Lors du sommet du G7 en juin 2015, où il était invité par la chancelière allemande Angela Merkel, il l’appela « Présidente Michelle d’Allemagne de l’Ouest ».

En mai 2016, il apparaissait déjà affaibli lors d’un sommet international pour la sécurité à Abuja et annulait plusieurs voyages présidentiels, avant de s’envoler à Londres passer des examens médicaux pour une « infection de l’oreille ».

En janvier 2017, le président repartait dans la capitale britannique faire des « contrôles de routine ». A son retour huit semaines plus tard, très amaigri et affaibli, il avouera n’avoir « jamais été aussi malade ».

Début mai, il repart pour la Grande-Bretagne, une heure après avoir reçu 82 lycéennes de Chibok, kidnappées trois ans auparant par Boko Haram. Cette libération, négociée avec le groupe jihadiste, représente sans doute sa plus grande victoire politique. Il rentrera chez lui plus de trois mois après, sans avoir jamais révélé la nature de sa maladie.

Les vacances à la tête de l’Etat représentent une inquiétude permanente au Nigeria: en 2010, le président de l’époque, Umaru Yar’Adua, est décédé de problèmes rénaux, cachés des mois durant, entraînant de grandes incertitudes et une paralysie politique.

Ses absences répétées sont intervenues à un moment particulièrement difficile pour le géant pétrolier d’Afrique, alors plongé en pleine récession économique: inflation record, monnaie nationale (naira) au plus bas et investissements internationaux gelés.

Même si Boko Haram est affaibli, et que la production de pétrole montre de nettes améliorations depuis l’an dernier, le pays reste aujourd’hui en proie aux tensions ethniques et aux violences, notamment dans toute la « Ceinture du milieu » où les attaques entre éleveurs peuls et agriculteurs chrétiens attisent les divisions religieuses.

– ‘Austère et spartiate’ –

M. Buhari s’était engagé « à faire du Nigeria un meilleur pays » après sa victoire à la primaire de l’APC (All Progressive Congress), en décembre 2014, promettant « force, engagement, sueur, labeur au service du peuple ».

L’ex-général, musulman pieux, avait ensuite réussi le défi de remporter les voix des grands centres urbains (dont Lagos et Abuja) lors des élections générales, et avait séduit des électeurs jeunes et découragés par des décennies de corruption généralisée, de favoritisme et d’impunité.

M. Buhari, lors de son premier passage au pouvoir dans les années 80, n’avait pas profité de sa fonction pour s’enrichir et son porte-parole décrivait un style de vie « austère et spartiate » alors qu’il révélait son patrimoine au grand public.

Toutefois, sa politique anti-corruption, applaudie les premiers mois, a très vite été critiquée, certains dénonçant une « chasse aux sorcières » à l’encontre de ses opposants politiques.
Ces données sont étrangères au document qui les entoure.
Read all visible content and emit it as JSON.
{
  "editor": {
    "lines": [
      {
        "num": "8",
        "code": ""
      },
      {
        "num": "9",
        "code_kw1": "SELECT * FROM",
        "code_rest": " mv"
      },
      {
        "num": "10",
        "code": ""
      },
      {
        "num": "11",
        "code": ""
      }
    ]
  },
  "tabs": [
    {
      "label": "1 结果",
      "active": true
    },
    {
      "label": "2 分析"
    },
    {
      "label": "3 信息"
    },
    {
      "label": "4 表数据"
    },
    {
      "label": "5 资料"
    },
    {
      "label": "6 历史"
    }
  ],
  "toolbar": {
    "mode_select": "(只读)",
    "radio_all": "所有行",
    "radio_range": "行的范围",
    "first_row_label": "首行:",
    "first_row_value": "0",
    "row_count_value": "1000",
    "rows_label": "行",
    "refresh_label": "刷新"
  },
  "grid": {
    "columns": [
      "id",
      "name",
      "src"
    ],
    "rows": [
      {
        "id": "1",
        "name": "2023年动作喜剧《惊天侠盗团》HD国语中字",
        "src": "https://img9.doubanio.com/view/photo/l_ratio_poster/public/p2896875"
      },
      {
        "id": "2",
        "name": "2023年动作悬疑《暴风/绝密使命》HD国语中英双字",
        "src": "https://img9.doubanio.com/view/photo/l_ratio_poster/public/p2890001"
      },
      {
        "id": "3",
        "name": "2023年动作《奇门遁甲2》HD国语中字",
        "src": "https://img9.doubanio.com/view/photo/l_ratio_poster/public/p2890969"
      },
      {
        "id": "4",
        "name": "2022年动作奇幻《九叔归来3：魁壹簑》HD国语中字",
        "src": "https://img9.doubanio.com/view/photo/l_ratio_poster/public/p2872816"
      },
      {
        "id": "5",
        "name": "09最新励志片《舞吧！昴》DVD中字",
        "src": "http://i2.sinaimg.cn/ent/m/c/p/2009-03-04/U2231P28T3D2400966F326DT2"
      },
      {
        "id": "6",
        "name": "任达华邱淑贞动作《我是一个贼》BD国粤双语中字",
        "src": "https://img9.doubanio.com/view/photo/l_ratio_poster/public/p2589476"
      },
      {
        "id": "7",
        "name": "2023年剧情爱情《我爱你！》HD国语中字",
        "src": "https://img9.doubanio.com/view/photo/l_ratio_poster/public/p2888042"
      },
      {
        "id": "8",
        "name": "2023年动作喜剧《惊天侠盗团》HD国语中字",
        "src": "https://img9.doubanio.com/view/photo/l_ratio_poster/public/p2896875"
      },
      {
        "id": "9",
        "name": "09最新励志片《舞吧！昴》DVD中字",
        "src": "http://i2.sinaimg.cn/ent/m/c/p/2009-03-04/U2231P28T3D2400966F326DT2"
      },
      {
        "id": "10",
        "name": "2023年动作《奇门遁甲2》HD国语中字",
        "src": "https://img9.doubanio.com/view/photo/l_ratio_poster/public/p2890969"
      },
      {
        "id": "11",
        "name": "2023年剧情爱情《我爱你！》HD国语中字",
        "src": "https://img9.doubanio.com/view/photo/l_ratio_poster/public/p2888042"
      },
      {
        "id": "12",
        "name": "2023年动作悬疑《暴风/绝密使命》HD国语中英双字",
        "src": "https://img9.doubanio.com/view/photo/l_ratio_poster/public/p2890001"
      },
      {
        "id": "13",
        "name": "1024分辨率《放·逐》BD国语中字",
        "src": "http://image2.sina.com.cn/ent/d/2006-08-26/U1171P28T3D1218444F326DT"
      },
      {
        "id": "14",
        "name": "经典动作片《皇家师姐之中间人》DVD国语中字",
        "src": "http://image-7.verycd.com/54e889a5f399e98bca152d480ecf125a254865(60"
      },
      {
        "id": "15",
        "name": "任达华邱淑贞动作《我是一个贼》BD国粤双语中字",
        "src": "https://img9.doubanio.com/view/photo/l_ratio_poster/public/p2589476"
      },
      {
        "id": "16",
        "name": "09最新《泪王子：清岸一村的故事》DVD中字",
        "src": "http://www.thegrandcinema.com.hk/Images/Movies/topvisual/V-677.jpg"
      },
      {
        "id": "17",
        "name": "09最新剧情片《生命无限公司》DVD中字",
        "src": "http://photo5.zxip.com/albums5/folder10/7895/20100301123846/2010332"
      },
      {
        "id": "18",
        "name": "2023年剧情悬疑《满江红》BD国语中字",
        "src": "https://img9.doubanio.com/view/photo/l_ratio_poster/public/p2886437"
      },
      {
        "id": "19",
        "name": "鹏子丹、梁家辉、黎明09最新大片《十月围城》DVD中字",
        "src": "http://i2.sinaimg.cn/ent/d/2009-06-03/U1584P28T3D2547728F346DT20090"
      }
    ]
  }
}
Des milliards de dollars ont été saisis, mais aucun procès pour corruption n’a abouti et personne n’a été condamné.

Sa manière de gouverner, que certains considéraient comme autoritaire et obtue, lui aura valu nombre de critiques.

Ayant commencé sa carrière politique pendant les décennies de dictatures militaires, M. Buhari a gardé une « confiance limitée dans les hommes qui représentent les institutions », note Benjamin Augé, chercheur à l’IFRI et spécialiste de la politique nigériane.

La lenteur à nommer son gouvernement (près de 6 mois après sa prise de fonction) n’aura pas aidé le pays à faire face à la chute des cours du pétrole, dont il dépend à 75% pour son budget.

Divorcé d’une première union avec Hajia Safinatu, jeune femme discrète issue comme lui de Katsina (nord), avec qui il a eu 5 enfants, il s’est remarié en 1989 avec Aisha, qui lui a également donné cinq enfants.